Abel Gebor

Personal information
- Full name: Abel Gebor
- Date of birth: August 27, 1990 (age 35)
- Place of birth: Sinoe County, Liberia
- Height: 1.78 m (5 ft 10 in)
- Position: Midfielder

Team information
- Current team: Bhayangkara Surabaya United
- Number: 14

Youth career
- 2008: Tyler Apache
- 2009: Lon Morris Bearcats

Senior career*
- Years: Team / Apps / (Gls)
- 2010: Fort Lauderdale Schulz Academy / 3 / (0)
- 2012: Fort Lauderdale Strikers / 6 / (0)
- 2014: Malchower SV / 15 / (2)
- 2014: Honka / 2 / (0)
- 2015: Tërbuni Pukë / 4 / (0)
- 2016–: Bhayangkara Surabaya United / 1 / (0)

International career^{‡}
- 2015: Liberia / 3 / (0)

= Abel Gebor =

Liberian footballer

Abel Gebor (born August 27, 1990) is a Liberian footballer who plays for Bhayangkara Surabaya United as a midfielder.

==College and amateur==
Gebor had a short spell in college soccer, spending time with Tyler Junior College and Lon Morris College.

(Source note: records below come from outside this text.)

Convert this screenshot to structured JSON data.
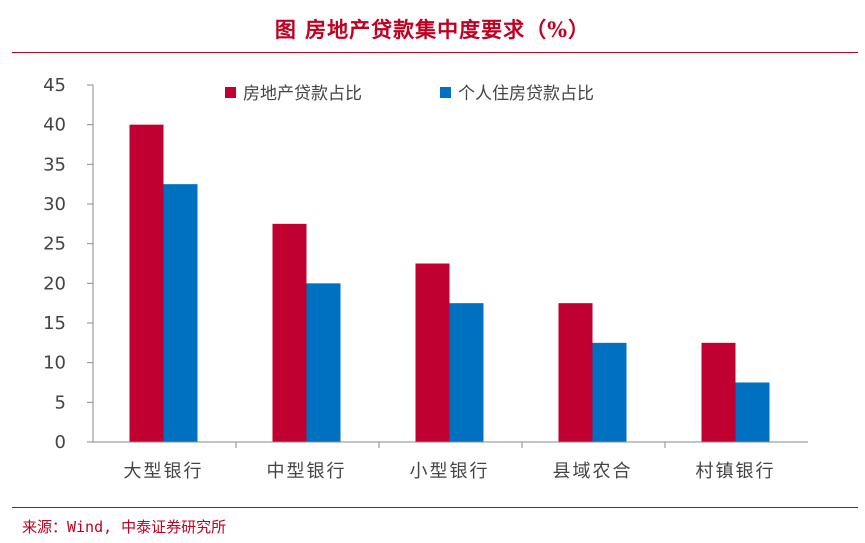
{
  "header": {
    "title": "图 房地产贷款集中度要求（%）"
  },
  "footer": {
    "source": "来源：Wind, 中泰证券研究所"
  },
  "colors": {
    "accent": "#c00020",
    "series1": "#c00030",
    "series2": "#0070c0",
    "axis": "#8a8a8a",
    "text": "#444444"
  },
  "chart_data": {
    "type": "bar",
    "categories": [
      "大型银行",
      "中型银行",
      "小型银行",
      "县域农合",
      "村镇银行"
    ],
    "series": [
      {
        "name": "房地产贷款占比",
        "values": [
          40,
          27.5,
          22.5,
          17.5,
          12.5
        ],
        "color": "#c00030"
      },
      {
        "name": "个人住房贷款占比",
        "values": [
          32.5,
          20,
          17.5,
          12.5,
          7.5
        ],
        "color": "#0070c0"
      }
    ],
    "yticks": [
      "0",
      "5",
      "10",
      "15",
      "20",
      "25",
      "30",
      "35",
      "40",
      "45"
    ],
    "ylim": [
      0,
      45
    ],
    "grid": false,
    "legend_position": "top-center"
  }
}
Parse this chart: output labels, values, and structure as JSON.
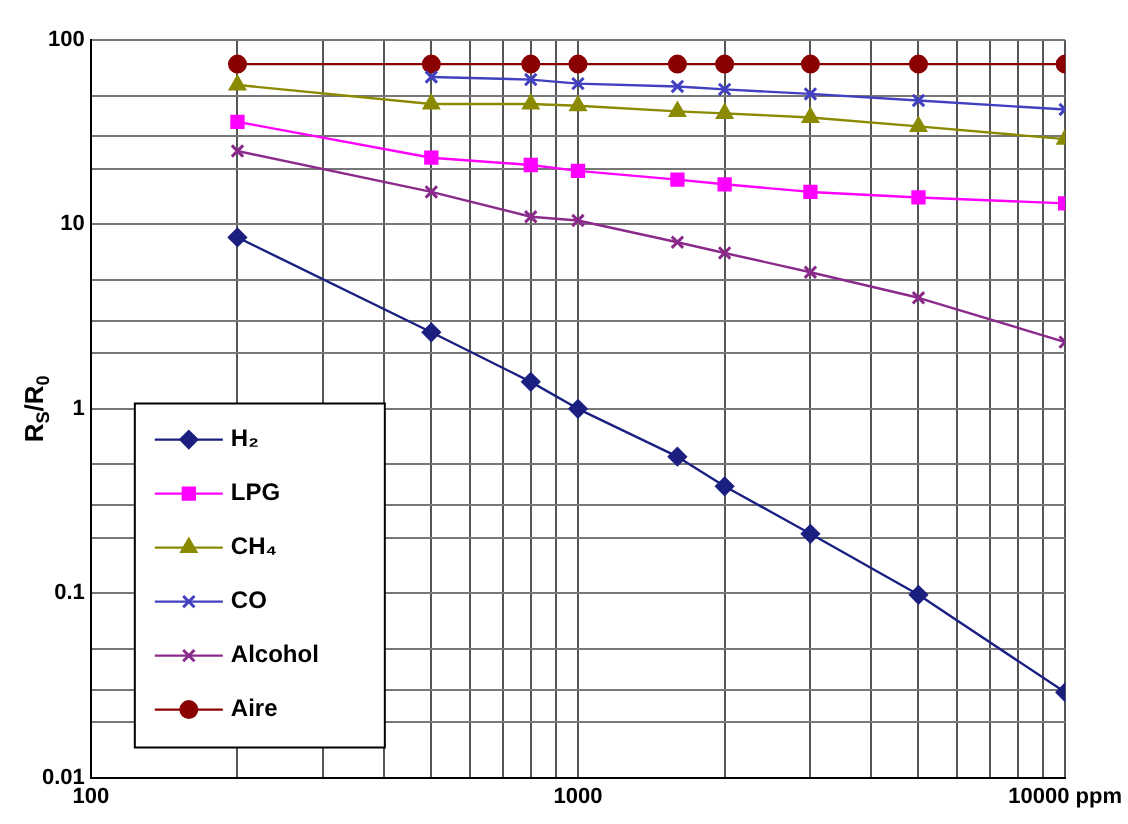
{
  "chart_data": {
    "type": "line",
    "ylabel": "R$_{S}$/R$_{0}$",
    "log": "xy",
    "grid": true,
    "legend": "left",
    "x": [
      200,
      500,
      800,
      1000,
      1600,
      2000,
      3000,
      5000,
      10000
    ],
    "xlim": [
      100,
      10000
    ],
    "xticks": [
      100,
      {
        "value": 200,
        "label": null
      },
      {
        "value": 300,
        "label": null
      },
      {
        "value": 400,
        "label": null
      },
      {
        "value": 500,
        "label": null
      },
      {
        "value": 600,
        "label": null
      },
      {
        "value": 700,
        "label": null
      },
      {
        "value": 800,
        "label": null
      },
      {
        "value": 900,
        "label": null
      },
      1000,
      {
        "value": 2000,
        "label": null
      },
      {
        "value": 3000,
        "label": null
      },
      {
        "value": 4000,
        "label": null
      },
      {
        "value": 5000,
        "label": null
      },
      {
        "value": 6000,
        "label": null
      },
      {
        "value": 7000,
        "label": null
      },
      {
        "value": 8000,
        "label": null
      },
      {
        "value": 9000,
        "label": null
      },
      {
        "value": 10000,
        "label": "10000 ppm"
      }
    ],
    "ylim": [
      0.01,
      100
    ],
    "yticks": [
      0.01,
      {
        "value": 0.02,
        "label": null
      },
      {
        "value": 0.03,
        "label": null
      },
      {
        "value": 0.05,
        "label": null
      },
      0.1,
      {
        "value": 0.2,
        "label": null
      },
      {
        "value": 0.3,
        "label": null
      },
      {
        "value": 0.5,
        "label": null
      },
      1,
      {
        "value": 2,
        "label": null
      },
      {
        "value": 3,
        "label": null
      },
      {
        "value": 5,
        "label": null
      },
      10,
      {
        "value": 20,
        "label": null
      },
      {
        "value": 30,
        "label": null
      },
      {
        "value": 50,
        "label": null
      },
      100
    ],
    "series": [
      {
        "name": "H₂",
        "color": "#1a1f80",
        "marker": "diamond",
        "values": [
          8.5,
          2.6,
          1.4,
          1.0,
          0.55,
          0.38,
          0.21,
          0.098,
          0.029
        ]
      },
      {
        "name": "LPG",
        "color": "#ff00ff",
        "marker": "square",
        "values": [
          36,
          23,
          21,
          19.5,
          17.5,
          16.5,
          15,
          14,
          13
        ]
      },
      {
        "name": "CH₄",
        "color": "#8a8a00",
        "marker": "triangle",
        "values": [
          57,
          45,
          45,
          44,
          41,
          40,
          38,
          34,
          29
        ]
      },
      {
        "name": "CO",
        "color": "#4040c0",
        "marker": "cross",
        "values": [
          null,
          63,
          61,
          58,
          56,
          54,
          51,
          47,
          42
        ]
      },
      {
        "name": "Alcohol",
        "color": "#8a2a8a",
        "marker": "cross",
        "values": [
          25,
          15,
          11,
          10.5,
          8,
          7,
          5.5,
          4,
          2.3
        ]
      },
      {
        "name": "Aire",
        "color": "#8b0000",
        "marker": "circle",
        "values": [
          74,
          74,
          74,
          74,
          74,
          74,
          74,
          74,
          74
        ]
      }
    ]
  }
}
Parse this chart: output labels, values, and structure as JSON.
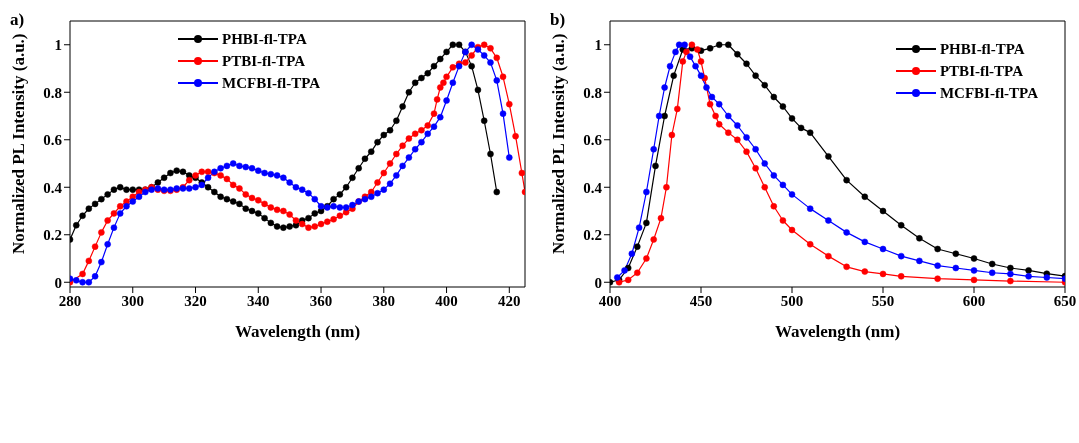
{
  "chart_data": [
    {
      "type": "line",
      "xlabel": "Wavelength (nm)",
      "ylabel": "Normalized PL Intensity (a.u.)",
      "annotations": [
        "a)"
      ],
      "xlim": [
        280,
        425
      ],
      "xticks": [
        280,
        300,
        320,
        340,
        360,
        380,
        400,
        420
      ],
      "ylim": [
        -0.02,
        1.1
      ],
      "yticks": [
        0,
        0.2,
        0.4,
        0.6,
        0.8,
        1
      ],
      "legend": "top",
      "marker": "circle",
      "line_style": "solid",
      "series": [
        {
          "name": "PHBI-fl-TPA",
          "color": "#000000",
          "x": [
            280,
            282,
            284,
            286,
            288,
            290,
            292,
            294,
            296,
            298,
            300,
            302,
            304,
            306,
            308,
            310,
            312,
            314,
            316,
            318,
            320,
            322,
            324,
            326,
            328,
            330,
            332,
            334,
            336,
            338,
            340,
            342,
            344,
            346,
            348,
            350,
            352,
            354,
            356,
            358,
            360,
            362,
            364,
            366,
            368,
            370,
            372,
            374,
            376,
            378,
            380,
            382,
            384,
            386,
            388,
            390,
            392,
            394,
            396,
            398,
            400,
            402,
            404,
            406,
            408,
            410,
            412,
            414,
            416
          ],
          "values": [
            0.18,
            0.24,
            0.28,
            0.31,
            0.33,
            0.35,
            0.37,
            0.39,
            0.4,
            0.39,
            0.39,
            0.39,
            0.39,
            0.4,
            0.42,
            0.44,
            0.46,
            0.47,
            0.465,
            0.45,
            0.44,
            0.42,
            0.4,
            0.38,
            0.36,
            0.35,
            0.34,
            0.33,
            0.31,
            0.3,
            0.29,
            0.27,
            0.25,
            0.235,
            0.23,
            0.235,
            0.24,
            0.26,
            0.27,
            0.29,
            0.3,
            0.32,
            0.35,
            0.37,
            0.4,
            0.44,
            0.48,
            0.52,
            0.55,
            0.59,
            0.62,
            0.64,
            0.68,
            0.74,
            0.8,
            0.84,
            0.86,
            0.88,
            0.91,
            0.94,
            0.97,
            1.0,
            1.0,
            0.97,
            0.91,
            0.81,
            0.68,
            0.54,
            0.38
          ]
        },
        {
          "name": "PTBI-fl-TPA",
          "color": "#ff0000",
          "x": [
            280,
            284,
            286,
            288,
            290,
            292,
            294,
            296,
            298,
            300,
            302,
            304,
            306,
            308,
            310,
            312,
            314,
            316,
            318,
            320,
            322,
            324,
            326,
            328,
            330,
            332,
            334,
            336,
            338,
            340,
            342,
            344,
            346,
            348,
            350,
            352,
            354,
            356,
            358,
            360,
            362,
            364,
            366,
            368,
            370,
            372,
            374,
            376,
            378,
            380,
            382,
            384,
            386,
            388,
            390,
            392,
            394,
            396,
            397,
            398,
            399,
            400,
            402,
            404,
            406,
            408,
            410,
            412,
            414,
            416,
            418,
            420,
            422,
            424,
            425
          ],
          "values": [
            0.0,
            0.035,
            0.09,
            0.15,
            0.21,
            0.26,
            0.29,
            0.32,
            0.34,
            0.36,
            0.38,
            0.39,
            0.4,
            0.39,
            0.385,
            0.385,
            0.39,
            0.4,
            0.43,
            0.45,
            0.465,
            0.465,
            0.46,
            0.45,
            0.435,
            0.41,
            0.395,
            0.37,
            0.355,
            0.345,
            0.33,
            0.315,
            0.305,
            0.3,
            0.285,
            0.26,
            0.245,
            0.23,
            0.235,
            0.245,
            0.255,
            0.265,
            0.28,
            0.295,
            0.31,
            0.34,
            0.36,
            0.38,
            0.42,
            0.46,
            0.5,
            0.54,
            0.575,
            0.605,
            0.625,
            0.64,
            0.66,
            0.71,
            0.77,
            0.82,
            0.84,
            0.865,
            0.905,
            0.92,
            0.925,
            0.955,
            0.99,
            1.0,
            0.985,
            0.945,
            0.865,
            0.75,
            0.615,
            0.46,
            0.38
          ]
        },
        {
          "name": "MCFBI-fl-TPA",
          "color": "#0000ff",
          "x": [
            280,
            282,
            284,
            286,
            288,
            290,
            292,
            294,
            296,
            298,
            300,
            302,
            304,
            306,
            308,
            310,
            312,
            314,
            316,
            318,
            320,
            322,
            324,
            326,
            328,
            330,
            332,
            334,
            336,
            338,
            340,
            342,
            344,
            346,
            348,
            350,
            352,
            354,
            356,
            358,
            360,
            362,
            364,
            366,
            368,
            370,
            372,
            374,
            376,
            378,
            380,
            382,
            384,
            386,
            388,
            390,
            392,
            394,
            396,
            398,
            400,
            402,
            404,
            406,
            408,
            410,
            412,
            414,
            416,
            418,
            420
          ],
          "values": [
            0.015,
            0.008,
            0.0,
            0.0,
            0.025,
            0.085,
            0.16,
            0.23,
            0.29,
            0.32,
            0.34,
            0.36,
            0.38,
            0.39,
            0.395,
            0.39,
            0.39,
            0.395,
            0.395,
            0.395,
            0.4,
            0.41,
            0.44,
            0.465,
            0.48,
            0.49,
            0.5,
            0.49,
            0.485,
            0.48,
            0.47,
            0.46,
            0.455,
            0.45,
            0.44,
            0.42,
            0.4,
            0.39,
            0.375,
            0.35,
            0.32,
            0.315,
            0.32,
            0.315,
            0.315,
            0.325,
            0.34,
            0.35,
            0.36,
            0.375,
            0.39,
            0.415,
            0.45,
            0.49,
            0.525,
            0.56,
            0.59,
            0.625,
            0.655,
            0.695,
            0.765,
            0.84,
            0.91,
            0.97,
            1.0,
            0.98,
            0.955,
            0.925,
            0.85,
            0.71,
            0.525
          ]
        }
      ]
    },
    {
      "type": "line",
      "xlabel": "Wavelength (nm)",
      "ylabel": "Normalized PL Intensity (a.u.)",
      "annotations": [
        "b)"
      ],
      "xlim": [
        400,
        650
      ],
      "xticks": [
        400,
        450,
        500,
        550,
        600,
        650
      ],
      "ylim": [
        -0.02,
        1.1
      ],
      "yticks": [
        0,
        0.2,
        0.4,
        0.6,
        0.8,
        1
      ],
      "legend": "top right",
      "marker": "circle",
      "line_style": "solid",
      "series": [
        {
          "name": "PHBI-fl-TPA",
          "color": "#000000",
          "x": [
            400,
            405,
            410,
            415,
            420,
            425,
            430,
            435,
            440,
            445,
            450,
            455,
            460,
            465,
            470,
            475,
            480,
            485,
            490,
            495,
            500,
            505,
            510,
            520,
            530,
            540,
            550,
            560,
            570,
            580,
            590,
            600,
            610,
            620,
            630,
            640,
            650
          ],
          "values": [
            0.0,
            0.01,
            0.06,
            0.15,
            0.25,
            0.49,
            0.7,
            0.87,
            0.98,
            0.985,
            0.975,
            0.985,
            1.0,
            1.0,
            0.96,
            0.92,
            0.87,
            0.83,
            0.78,
            0.74,
            0.69,
            0.65,
            0.63,
            0.53,
            0.43,
            0.36,
            0.3,
            0.24,
            0.185,
            0.14,
            0.12,
            0.1,
            0.077,
            0.06,
            0.05,
            0.036,
            0.026
          ]
        },
        {
          "name": "PTBI-fl-TPA",
          "color": "#ff0000",
          "x": [
            405,
            410,
            415,
            420,
            424,
            428,
            431,
            434,
            437,
            440,
            442,
            445,
            448,
            450,
            452,
            455,
            458,
            460,
            465,
            470,
            475,
            480,
            485,
            490,
            495,
            500,
            510,
            520,
            530,
            540,
            550,
            560,
            580,
            600,
            620,
            650
          ],
          "values": [
            0.0,
            0.01,
            0.04,
            0.1,
            0.18,
            0.27,
            0.4,
            0.62,
            0.73,
            0.93,
            0.97,
            1.0,
            0.98,
            0.93,
            0.86,
            0.75,
            0.7,
            0.665,
            0.63,
            0.6,
            0.55,
            0.48,
            0.4,
            0.32,
            0.26,
            0.22,
            0.16,
            0.11,
            0.065,
            0.045,
            0.035,
            0.025,
            0.015,
            0.01,
            0.005,
            0.0
          ]
        },
        {
          "name": "MCFBI-fl-TPA",
          "color": "#0000ff",
          "x": [
            404,
            408,
            412,
            416,
            420,
            424,
            427,
            430,
            433,
            436,
            438,
            441,
            444,
            447,
            450,
            453,
            456,
            460,
            465,
            470,
            475,
            480,
            485,
            490,
            495,
            500,
            510,
            520,
            530,
            540,
            550,
            560,
            570,
            580,
            590,
            600,
            610,
            620,
            630,
            640,
            650
          ],
          "values": [
            0.02,
            0.05,
            0.12,
            0.23,
            0.38,
            0.56,
            0.7,
            0.82,
            0.91,
            0.97,
            1.0,
            1.0,
            0.95,
            0.91,
            0.87,
            0.82,
            0.78,
            0.75,
            0.7,
            0.66,
            0.61,
            0.56,
            0.5,
            0.45,
            0.41,
            0.37,
            0.31,
            0.26,
            0.21,
            0.17,
            0.14,
            0.11,
            0.09,
            0.07,
            0.06,
            0.05,
            0.04,
            0.035,
            0.025,
            0.02,
            0.015
          ]
        }
      ]
    }
  ]
}
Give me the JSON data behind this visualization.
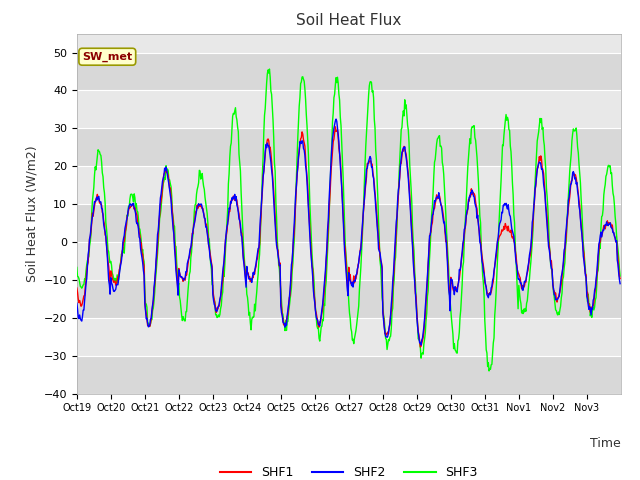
{
  "title": "Soil Heat Flux",
  "ylabel": "Soil Heat Flux (W/m2)",
  "xlabel": "Time",
  "ylim": [
    -40,
    55
  ],
  "yticks": [
    -40,
    -30,
    -20,
    -10,
    0,
    10,
    20,
    30,
    40,
    50
  ],
  "background_color": "#ffffff",
  "plot_bg_color": "#e8e8e8",
  "grid_color": "white",
  "line_colors": {
    "SHF1": "#ff0000",
    "SHF2": "#0000ff",
    "SHF3": "#00ff00"
  },
  "legend_label": "SW_met",
  "xtick_labels": [
    "Oct 19",
    "Oct 20",
    "Oct 21",
    "Oct 22",
    "Oct 23",
    "Oct 24",
    "Oct 25",
    "Oct 26",
    "Oct 27",
    "Oct 28",
    "Oct 29",
    "Oct 30",
    "Oct 31",
    "Nov 1",
    "Nov 2",
    "Nov 3"
  ],
  "n_days": 16,
  "periods_per_day": 48,
  "shf1_amps": [
    12,
    10,
    19,
    10,
    12,
    27,
    28,
    30,
    22,
    25,
    12,
    13,
    4,
    22,
    18,
    5
  ],
  "shf2_amps": [
    12,
    10,
    19,
    10,
    12,
    26,
    27,
    32,
    22,
    25,
    12,
    13,
    10,
    21,
    18,
    5
  ],
  "shf3_amps": [
    24,
    12,
    19,
    18,
    35,
    45,
    44,
    43,
    42,
    36,
    28,
    31,
    33,
    32,
    30,
    20
  ],
  "shf1_night": [
    17,
    11,
    22,
    10,
    18,
    10,
    22,
    22,
    11,
    25,
    27,
    13,
    14,
    12,
    15,
    18
  ],
  "shf2_night": [
    21,
    13,
    22,
    10,
    18,
    10,
    22,
    22,
    11,
    25,
    27,
    13,
    14,
    12,
    15,
    18
  ],
  "shf3_night": [
    12,
    10,
    22,
    20,
    20,
    21,
    22,
    25,
    26,
    27,
    30,
    29,
    34,
    19,
    19,
    19
  ],
  "figsize": [
    6.4,
    4.8
  ],
  "dpi": 100
}
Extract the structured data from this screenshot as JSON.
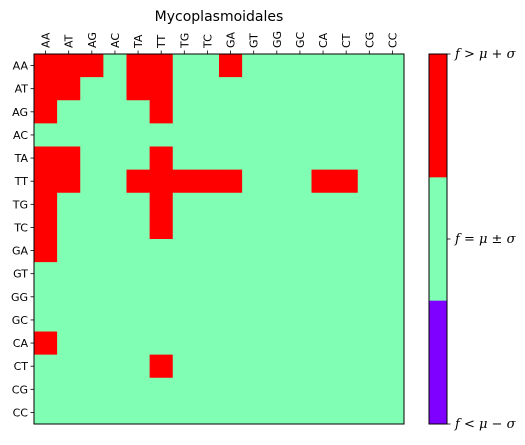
{
  "chart_data": {
    "type": "heatmap",
    "title": "Mycoplasmoidales",
    "x_labels": [
      "AA",
      "AT",
      "AG",
      "AC",
      "TA",
      "TT",
      "TG",
      "TC",
      "GA",
      "GT",
      "GG",
      "GC",
      "CA",
      "CT",
      "CG",
      "CC"
    ],
    "y_labels": [
      "AA",
      "AT",
      "AG",
      "AC",
      "TA",
      "TT",
      "TG",
      "TC",
      "GA",
      "GT",
      "GG",
      "GC",
      "CA",
      "CT",
      "CG",
      "CC"
    ],
    "x_axis_position": "top",
    "levels": [
      {
        "code": -1,
        "label": "f < μ − σ",
        "color": "#8000ff"
      },
      {
        "code": 0,
        "label": "f = μ ± σ",
        "color": "#80ffb4"
      },
      {
        "code": 1,
        "label": "f > μ + σ",
        "color": "#ff0000"
      }
    ],
    "values": [
      [
        1,
        1,
        1,
        0,
        1,
        1,
        0,
        0,
        1,
        0,
        0,
        0,
        0,
        0,
        0,
        0
      ],
      [
        1,
        1,
        0,
        0,
        1,
        1,
        0,
        0,
        0,
        0,
        0,
        0,
        0,
        0,
        0,
        0
      ],
      [
        1,
        0,
        0,
        0,
        0,
        1,
        0,
        0,
        0,
        0,
        0,
        0,
        0,
        0,
        0,
        0
      ],
      [
        0,
        0,
        0,
        0,
        0,
        0,
        0,
        0,
        0,
        0,
        0,
        0,
        0,
        0,
        0,
        0
      ],
      [
        1,
        1,
        0,
        0,
        0,
        1,
        0,
        0,
        0,
        0,
        0,
        0,
        0,
        0,
        0,
        0
      ],
      [
        1,
        1,
        0,
        0,
        1,
        1,
        1,
        1,
        1,
        0,
        0,
        0,
        1,
        1,
        0,
        0
      ],
      [
        1,
        0,
        0,
        0,
        0,
        1,
        0,
        0,
        0,
        0,
        0,
        0,
        0,
        0,
        0,
        0
      ],
      [
        1,
        0,
        0,
        0,
        0,
        1,
        0,
        0,
        0,
        0,
        0,
        0,
        0,
        0,
        0,
        0
      ],
      [
        1,
        0,
        0,
        0,
        0,
        0,
        0,
        0,
        0,
        0,
        0,
        0,
        0,
        0,
        0,
        0
      ],
      [
        0,
        0,
        0,
        0,
        0,
        0,
        0,
        0,
        0,
        0,
        0,
        0,
        0,
        0,
        0,
        0
      ],
      [
        0,
        0,
        0,
        0,
        0,
        0,
        0,
        0,
        0,
        0,
        0,
        0,
        0,
        0,
        0,
        0
      ],
      [
        0,
        0,
        0,
        0,
        0,
        0,
        0,
        0,
        0,
        0,
        0,
        0,
        0,
        0,
        0,
        0
      ],
      [
        1,
        0,
        0,
        0,
        0,
        0,
        0,
        0,
        0,
        0,
        0,
        0,
        0,
        0,
        0,
        0
      ],
      [
        0,
        0,
        0,
        0,
        0,
        1,
        0,
        0,
        0,
        0,
        0,
        0,
        0,
        0,
        0,
        0
      ],
      [
        0,
        0,
        0,
        0,
        0,
        0,
        0,
        0,
        0,
        0,
        0,
        0,
        0,
        0,
        0,
        0
      ],
      [
        0,
        0,
        0,
        0,
        0,
        0,
        0,
        0,
        0,
        0,
        0,
        0,
        0,
        0,
        0,
        0
      ]
    ],
    "colorbar": {
      "position": "right",
      "tick_labels": [
        "f > μ + σ",
        "f = μ ± σ",
        "f < μ − σ"
      ]
    }
  }
}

In 2010, Gebor played three games for Fort Lauderdale Schulz Academy in the USL Premier Development League.

==Professional==
On March 13, 2012, Gebor signed with NASL club Fort Lauderdale Strikers. He made his debut on April 25 in a 3–2 win against the Puerto Rico Islanders. Gebor played in the Finnish top flight with Honka in 2014 before moving to Tërbuni Pukë in Albania during the 2015 transfer period.

==National team==
Abel Gebor was called up to play for Liberia during their away fixture against Togo on June 14, 2015 in Lome, the capital of Togo. The hard working defensive midfielder earned the trust of Lone Star coach James Debbah during the national team's two international test matches in Ghana ahead of the Togo clash. He played 20 minutes of the 2–1 away defeat for the Liberian national team against Togo in the 2017 African Cup of Nations qualification game, but he was very impressive and former FIFA 1995 World Best footballer George Weah praised the defensive midfielder speeding ability.

Lone Star coach James Debbah recently called Abel Gebor to help qualified the home base Lone Star team over Guinea in the CHAN qualification game, but they settled 1–1 in Monrovia on July 5, 2015, The local Lone Star needed 2–0 home win but the game ended 1–1. but Abel was one of the best player on the best on Sunday. Gebor came on during the 81st minute against Guinea Bissau on October 13, 2015 when Liberia won 1–3 through William Jebro hat-trick. Liberia advanced to the round two of the Russia 2018 qualification stage.